- Interactive map of North West Division of the High Court of South Africa
- 25°49′52″S 25°36′40″E﻿ / ﻿25.831°S 25.611°E
- Established: 1977
- Jurisdiction: North West, South Africa
- Location: Mahikeng
- Coordinates: 25°49′52″S 25°36′40″E﻿ / ﻿25.831°S 25.611°E
- Composition method: Presidential appointment on the advice of the Judicial Service Commission
- Authorised by: Chp. 8 of the Constitution; Superior Courts Act, 2013
- Appeals to: Supreme Court of Appeal; Constitutional Court;
- Number of positions: 7

Judge President
- Currently: Ronald Deon Hendricks

= North West High Court =

The North West High Court (in full the North West Division of the High Court of South Africa) is a superior court of law with general jurisdiction over the North West province of South Africa. The court sits at Mahikeng and consists of seven judges.

==History==
In November 1977 a High Court was established at Mmabatho (now a suburb of Mahikeng) to take over the jurisdiction of the provincial divisions of the Supreme Court of South Africa in the bantustan of Bophuthatswana. A month later Bophuthatswana achieved nominal independence from South Africa and the High Court became the Supreme Court of Bophuthatswana. At first its decisions could be appealed to the Appellate Division of the Supreme Court of South Africa, but in 1982 a separate Appellate Division was established within the Bophuthatswana court.

When Bophuthatswana was reincorporated in South Africa on 27 April 1994, the court remained in existence, but three months later the Appellate Division was abolished and its jurisdiction transferred to the South African Appellate Division.
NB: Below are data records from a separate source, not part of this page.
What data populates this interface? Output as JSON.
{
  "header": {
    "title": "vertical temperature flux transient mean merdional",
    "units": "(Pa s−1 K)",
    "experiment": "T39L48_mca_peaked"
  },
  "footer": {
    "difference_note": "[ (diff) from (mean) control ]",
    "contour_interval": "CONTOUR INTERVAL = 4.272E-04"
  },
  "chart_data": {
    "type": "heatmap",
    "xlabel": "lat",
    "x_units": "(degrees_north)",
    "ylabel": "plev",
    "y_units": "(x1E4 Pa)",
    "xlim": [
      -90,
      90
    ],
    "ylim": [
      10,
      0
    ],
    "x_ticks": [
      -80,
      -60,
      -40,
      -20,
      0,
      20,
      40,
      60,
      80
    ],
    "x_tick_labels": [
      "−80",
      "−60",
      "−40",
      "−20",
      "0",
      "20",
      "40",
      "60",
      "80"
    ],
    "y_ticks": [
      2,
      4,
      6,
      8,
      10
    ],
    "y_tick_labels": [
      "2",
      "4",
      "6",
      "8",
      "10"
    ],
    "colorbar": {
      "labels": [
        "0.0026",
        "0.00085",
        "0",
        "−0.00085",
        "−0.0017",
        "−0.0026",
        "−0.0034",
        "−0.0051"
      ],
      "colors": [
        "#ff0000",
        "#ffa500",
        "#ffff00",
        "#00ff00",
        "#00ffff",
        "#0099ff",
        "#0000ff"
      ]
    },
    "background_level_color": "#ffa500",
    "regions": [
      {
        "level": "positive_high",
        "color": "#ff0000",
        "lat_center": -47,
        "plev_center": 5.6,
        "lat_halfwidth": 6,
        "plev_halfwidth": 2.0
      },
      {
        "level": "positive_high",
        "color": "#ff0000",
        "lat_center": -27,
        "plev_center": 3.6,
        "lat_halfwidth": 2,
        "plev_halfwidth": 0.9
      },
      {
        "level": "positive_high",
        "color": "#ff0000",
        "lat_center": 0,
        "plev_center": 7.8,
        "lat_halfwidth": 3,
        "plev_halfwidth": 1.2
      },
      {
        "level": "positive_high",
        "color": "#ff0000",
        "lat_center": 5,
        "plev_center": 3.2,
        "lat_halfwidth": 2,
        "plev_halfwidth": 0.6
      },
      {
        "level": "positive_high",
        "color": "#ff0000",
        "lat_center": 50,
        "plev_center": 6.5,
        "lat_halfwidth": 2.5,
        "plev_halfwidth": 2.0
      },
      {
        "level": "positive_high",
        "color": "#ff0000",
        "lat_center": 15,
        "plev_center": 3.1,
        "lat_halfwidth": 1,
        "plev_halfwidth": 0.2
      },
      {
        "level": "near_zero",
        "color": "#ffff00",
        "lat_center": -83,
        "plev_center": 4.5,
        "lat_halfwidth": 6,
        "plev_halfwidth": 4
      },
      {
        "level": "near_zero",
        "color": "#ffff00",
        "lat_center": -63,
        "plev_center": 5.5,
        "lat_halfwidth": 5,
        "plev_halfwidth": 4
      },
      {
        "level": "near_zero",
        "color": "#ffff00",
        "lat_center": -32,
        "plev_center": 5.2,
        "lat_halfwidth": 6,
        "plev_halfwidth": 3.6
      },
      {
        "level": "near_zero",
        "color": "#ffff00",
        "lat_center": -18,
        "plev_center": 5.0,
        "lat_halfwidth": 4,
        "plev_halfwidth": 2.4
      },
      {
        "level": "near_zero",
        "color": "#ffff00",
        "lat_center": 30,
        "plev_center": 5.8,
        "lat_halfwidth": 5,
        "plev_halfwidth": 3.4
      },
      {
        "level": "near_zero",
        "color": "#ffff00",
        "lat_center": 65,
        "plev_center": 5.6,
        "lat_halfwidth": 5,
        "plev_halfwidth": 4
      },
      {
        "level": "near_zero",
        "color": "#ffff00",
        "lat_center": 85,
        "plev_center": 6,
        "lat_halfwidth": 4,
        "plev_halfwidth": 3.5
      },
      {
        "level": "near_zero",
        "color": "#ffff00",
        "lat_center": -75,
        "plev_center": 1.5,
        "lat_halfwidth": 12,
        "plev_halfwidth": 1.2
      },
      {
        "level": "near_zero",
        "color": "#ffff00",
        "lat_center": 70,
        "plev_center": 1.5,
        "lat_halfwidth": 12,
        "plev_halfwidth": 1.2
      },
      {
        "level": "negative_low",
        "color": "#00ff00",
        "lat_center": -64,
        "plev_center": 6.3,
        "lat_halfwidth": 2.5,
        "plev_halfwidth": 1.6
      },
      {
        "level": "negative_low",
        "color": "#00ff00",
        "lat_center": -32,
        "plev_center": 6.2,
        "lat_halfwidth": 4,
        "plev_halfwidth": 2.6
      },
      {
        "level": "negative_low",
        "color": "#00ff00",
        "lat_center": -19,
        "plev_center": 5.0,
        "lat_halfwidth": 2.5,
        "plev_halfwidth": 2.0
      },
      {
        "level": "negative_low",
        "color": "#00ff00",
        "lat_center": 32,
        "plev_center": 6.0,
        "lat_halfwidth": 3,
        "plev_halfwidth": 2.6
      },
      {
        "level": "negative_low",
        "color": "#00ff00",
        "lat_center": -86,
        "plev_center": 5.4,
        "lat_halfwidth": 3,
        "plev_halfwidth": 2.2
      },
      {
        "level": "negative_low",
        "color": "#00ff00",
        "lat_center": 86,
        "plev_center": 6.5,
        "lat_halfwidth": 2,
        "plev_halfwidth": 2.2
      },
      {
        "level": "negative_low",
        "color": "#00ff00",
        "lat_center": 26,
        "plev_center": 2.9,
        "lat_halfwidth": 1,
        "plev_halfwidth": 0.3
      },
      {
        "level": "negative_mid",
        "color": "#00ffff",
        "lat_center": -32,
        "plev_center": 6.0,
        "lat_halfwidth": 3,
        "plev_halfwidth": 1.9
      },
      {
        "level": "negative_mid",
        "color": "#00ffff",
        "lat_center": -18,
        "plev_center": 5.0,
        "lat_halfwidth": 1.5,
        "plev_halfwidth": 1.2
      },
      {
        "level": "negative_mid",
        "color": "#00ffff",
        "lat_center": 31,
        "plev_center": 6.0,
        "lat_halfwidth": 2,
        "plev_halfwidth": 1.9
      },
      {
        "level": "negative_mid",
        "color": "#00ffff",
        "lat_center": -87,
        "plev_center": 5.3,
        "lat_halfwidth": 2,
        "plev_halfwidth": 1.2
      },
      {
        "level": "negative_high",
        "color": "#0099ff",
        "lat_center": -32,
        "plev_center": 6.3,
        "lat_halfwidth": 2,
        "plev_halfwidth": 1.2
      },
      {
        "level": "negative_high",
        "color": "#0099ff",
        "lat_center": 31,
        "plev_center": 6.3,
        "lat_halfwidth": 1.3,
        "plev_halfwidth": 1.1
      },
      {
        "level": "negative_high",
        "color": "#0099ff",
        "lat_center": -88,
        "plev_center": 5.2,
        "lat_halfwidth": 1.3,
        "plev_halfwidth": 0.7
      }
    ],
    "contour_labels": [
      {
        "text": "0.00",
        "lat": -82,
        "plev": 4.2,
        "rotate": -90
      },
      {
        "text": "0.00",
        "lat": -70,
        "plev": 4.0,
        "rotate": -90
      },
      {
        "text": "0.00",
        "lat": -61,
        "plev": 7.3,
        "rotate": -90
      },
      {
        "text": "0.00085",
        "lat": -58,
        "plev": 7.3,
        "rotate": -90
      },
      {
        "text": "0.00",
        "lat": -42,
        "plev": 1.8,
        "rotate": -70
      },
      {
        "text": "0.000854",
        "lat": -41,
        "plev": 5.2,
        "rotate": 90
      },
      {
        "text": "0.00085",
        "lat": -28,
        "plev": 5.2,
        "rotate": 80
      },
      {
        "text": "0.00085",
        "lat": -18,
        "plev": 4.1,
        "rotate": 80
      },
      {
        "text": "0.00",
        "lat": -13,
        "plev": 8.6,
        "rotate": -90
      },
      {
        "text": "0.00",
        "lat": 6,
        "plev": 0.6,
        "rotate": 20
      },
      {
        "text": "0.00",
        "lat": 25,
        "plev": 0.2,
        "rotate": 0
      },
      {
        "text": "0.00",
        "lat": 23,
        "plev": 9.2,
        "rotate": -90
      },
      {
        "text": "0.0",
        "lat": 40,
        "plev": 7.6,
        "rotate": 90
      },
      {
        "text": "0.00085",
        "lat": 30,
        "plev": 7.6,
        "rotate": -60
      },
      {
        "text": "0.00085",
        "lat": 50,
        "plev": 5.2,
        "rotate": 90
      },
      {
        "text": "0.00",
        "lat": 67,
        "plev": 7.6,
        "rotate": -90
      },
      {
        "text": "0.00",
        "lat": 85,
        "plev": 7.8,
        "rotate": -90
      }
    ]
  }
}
When the final Constitution came into force in 1997 the remaining General Division of the Supreme Court of Bophuthatswana became one of the High Courts of South Africa. In 2001 the magisterial districts of Vryburg, Lichtenburg, Coligny, Zeerust, Groot Marico, Swartruggens, Koster, Rustenburg and Delareyville were added to its jurisdiction. It was known as the Bophuthatswana Division until 2009, when it was renamed the North West High Court by the Renaming of High Courts Act. In 2013, in the restructuring brought about by the Superior Courts Act, it became the North West Division of the High Court of South Africa.

In 2018 the jurisdiction of the division was extended to the whole of the North West province except for Madibeng (Brits) which remained under the Gauteng Division. A further change in 2026 brought Madibeng into the division so that the North West Division now has jurisdiction over the whole province.